Thanks I'll keep digging then!
I guess the error comes from the fact that you should have templates_from_svd=True as a default argument in run_sorter(). The bug is thus slightly different, and I'll fix it also. But meanwhile, note that templates_from_svd will become the default in a major refactoring that will arrive soon for SC2, alongside with the paper
The behaviour templates_from_svd=False should be fixed now in this branch also. But as said, I think you should turn this option to True both for speed and memory considerations
Tested it and it does fix the problem, thanks !
I think you should turn this option to True both for speed and memory considerations
Good to know, I'll stick with it going forward.
There's another, similar problem happening down the line.
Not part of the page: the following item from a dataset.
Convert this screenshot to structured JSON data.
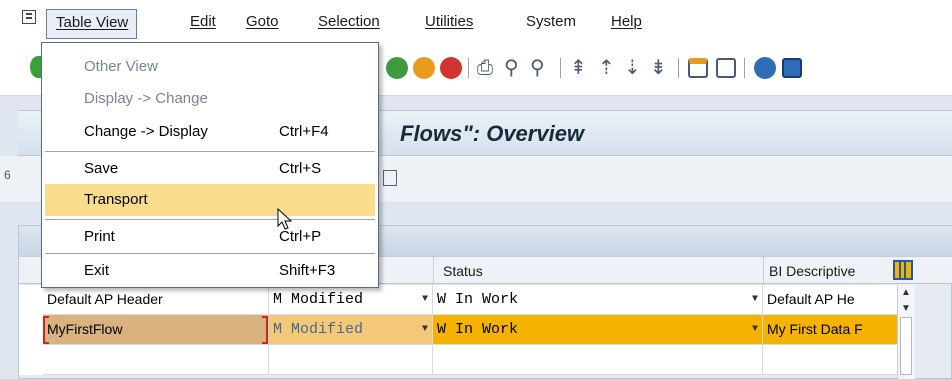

I've narrowed it down to the initialization of CircusOMPSVDPeeler in _prepare_templates, specifically when calculating unit_overlaps here.
I can open a separate issue if needed.
I'll make a separate PR, thanks for spotting all these issues triggered when scaling up the number of templates
The memory footprint for overlaps is also fixed in #4157
Working well, thanks a lot !
There's still an issue around final_cleaning_circus but it can be avoided by enforcing n_jobs=1 just before the call. Sorting is slow towards the end but finishes properly.
I also noticed the same issue with TdC2 at the same step, I'll look more into it. The raw sorting can be saved to disk but the curation step crashes. As I understand there are major reworks going on for both sorters so I'll keep that in mind.
Damned, ok, I'll also fix this last one
I haven't had time to pinpoint the issue exactly, but I think it might be the sparsity estimation when the analyzer is created.
If I create an analyzer from scratch on this kind of high-density sorting with n_jobs to the max, I get a crash.
If I do the same with n_jobs=1 the analyzer is created just fine, and I can switch back to parallel processing to compute the extensions.
If I reload the analyzer created by final_cleaning_circus it also works, but maybe sparsity is also reloaded in that case ?
Everything should be fixed now in master, we worked hard to optimize the code for large recordings
Apologies for the lack of feedback, I'm in the final few weeks of writing my thesis and I didn't have too much time to spare. I actually tried again with a fresh install of SI earlier this week as I noticed quite a few commits were made towards this, and both SC2 and TdC2 now run smoothly, at least on a few cores. I haven't tried with all cores yet, but everything works just fine otherwise. Thanks again for all your work !